Николай Кириллович встает и движется по комнате.

Единый мир расколот на множество миров. Под ногами выскрипывает свои фа и фа-диезы паркет, в литровой банке догнивают цветы со дня рождения. Миры разделены шумом и темнотой. И чем ближе к границе мира, тем темнее дни и громче ветер, гонящий шелуху арахиса, обрывки газет и розовые шарики засохших слез.

Ибн Мутафия, суфий тринадцатого века, был узок в кости, пучеглаз и покрыт шерстью. Явившись в дуркентскую баню, он был осмеян голыми мужчинами, которые кричали, что он забыл снять с себя шубу. «Дуркентцы так холодны, что даже в бане у них приходится ходить в шубе», – отвечал ибн Мутафия. Живя в Дуркенте, он написал два трактата. Один о музыке, а другой – о минералах и способах их обработки. Дурбек пятый, Желтый, покровительствовал ему.

* * *

Нью-Йорк, 14 февраля 1973 года


День был солнечным и холодным, у входивших были красноватые лица. Гостям тут же предлагали согреться «беленькой» из русского магазина. Дул ветер, дымились люки, со свалки неподалеку кричали чайки. Гости пили за здоровье хозяйки, чокались. Дым, нарезанная колбаса и крики.

В коридоре образовались холмы из курток и пальто. Была и одна гордо висевшая норковая шуба, но и она сползла и исчезла под чьим-то плащом.

Пока одежда в коридоре обнималась и терлась друг о друга, приблизительно то же делали в комнатах и ее владельцы. Эмигрантская компания с небольшим вкраплением американцев. Вкраплением был маленький славист из Гарварда, автор исследований по русскому мату, две дамы с туманным русским происхождением и неожиданный батюшка, удивленно поглядывавший на всю эту сатурналию из-под седых бровей.

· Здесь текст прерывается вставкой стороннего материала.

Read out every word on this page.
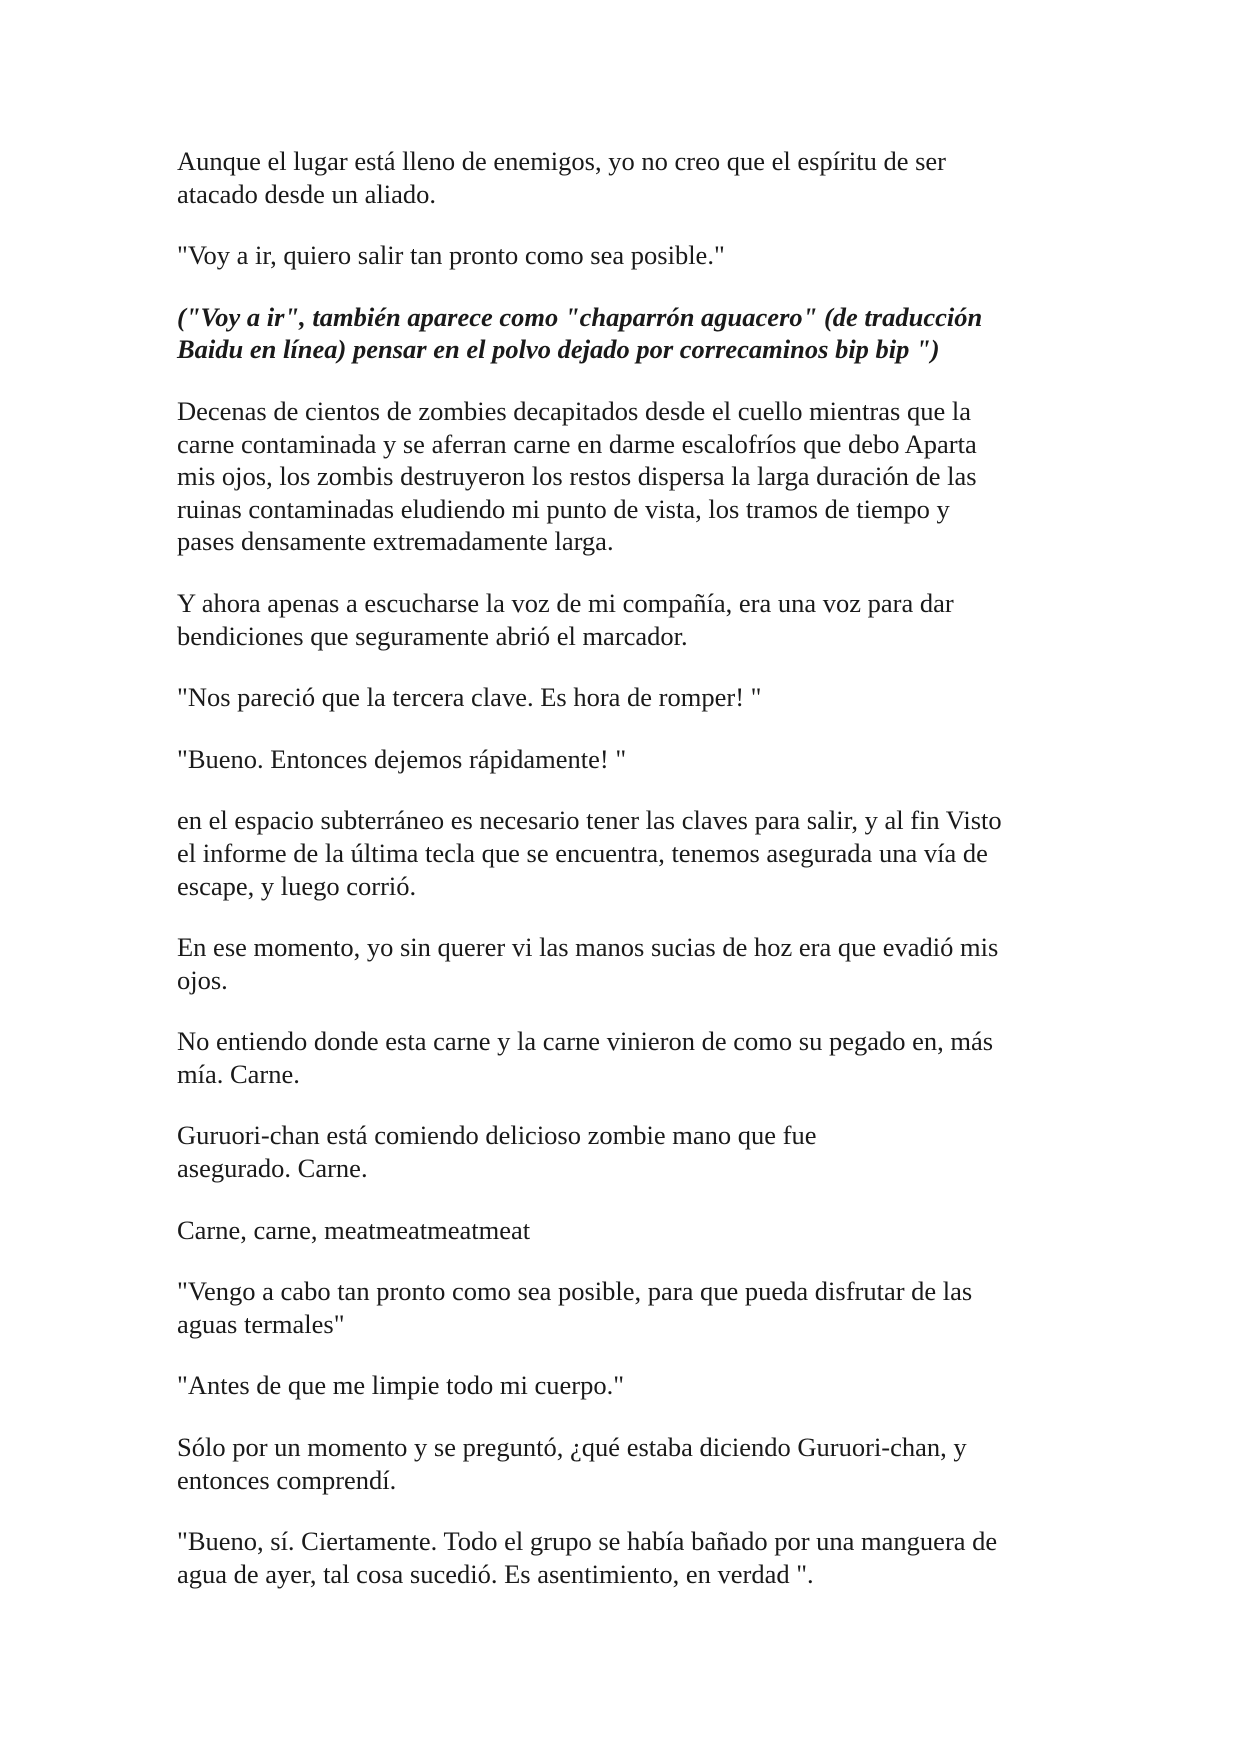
Aunque el lugar está lleno de enemigos, yo no creo que el espíritu de ser
atacado desde un aliado.

"Voy a ir, quiero salir tan pronto como sea posible."

("Voy a ir", también aparece como "chaparrón aguacero" (de traducción
Baidu en línea) pensar en el polvo dejado por correcaminos bip bip ")

Decenas de cientos de zombies decapitados desde el cuello mientras que la
carne contaminada y se aferran carne en darme escalofríos que debo Aparta
mis ojos, los zombis destruyeron los restos dispersa la larga duración de las
ruinas contaminadas eludiendo mi punto de vista, los tramos de tiempo y
pases densamente extremadamente larga.

Y ahora apenas a escucharse la voz de mi compañía, era una voz para dar
bendiciones que seguramente abrió el marcador.

"Nos pareció que la tercera clave. Es hora de romper! "

"Bueno. Entonces dejemos rápidamente! "

en el espacio subterráneo es necesario tener las claves para salir, y al fin Visto
el informe de la última tecla que se encuentra, tenemos asegurada una vía de
escape, y luego corrió.

En ese momento, yo sin querer vi las manos sucias de hoz era que evadió mis
ojos.

No entiendo donde esta carne y la carne vinieron de como su pegado en, más
mía. Carne.

Guruori-chan está comiendo delicioso zombie mano que fue
asegurado. Carne.

Carne, carne, meatmeatmeatmeat

"Vengo a cabo tan pronto como sea posible, para que pueda disfrutar de las
aguas termales"

"Antes de que me limpie todo mi cuerpo."

Sólo por un momento y se preguntó, ¿qué estaba diciendo Guruori-chan, y
entonces comprendí.

"Bueno, sí. Ciertamente. Todo el grupo se había bañado por una manguera de
agua de ayer, tal cosa sucedió. Es asentimiento, en verdad ".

Русская компания была еще более пестрой. Преобладали ленинградцы, называвшие себя питерцами. Несколько скрипачей, два музыкальных критика. Виолончелист с подозрительной фамилией Иванов. Бывший композитор Фред Яблоков. Недавно эмигрировавший и уже засветившийся в паре скандалов Илья Фейнберг, попросту Илик. Был азербайджанский режиссер с тройным подбородком и двойной фамилией; режиссер стоял с рюмкой и излучал обаяние.

За окном зажигались холодные огни. Люди лишние и обремененные семьей уходили. Оставались те, кому не надо было торопиться. Ни сейчас, ни завтра, вообще никогда и никуда. Кто-то курил, листая мятый русский журнал, кто-то щипал гитару. Кто-то говорил о Бродском. Виолончелист Иванов скорбно мыл посуду. Бродский, которого ждали, позвонил и сказал, что не может.

В полночь ушел недовольный славист, чья коллекция мата пополнилась только парой сомнительных окказионализмов. Вина в этом целиком лежала на батюшке, который ходил по комнатам и улыбался. При появлении бороды и подрясника количество экспрессивных выражений резко уменьшалось.

Сам батюшка, отец Andrew, жил в том же доме и уходить не торопился. Батюшка был трезв, как Сократ в «Пире», и готов общаться со всеми. Он был коренным американцем, говорил на старомодном русском, но больше слушал других.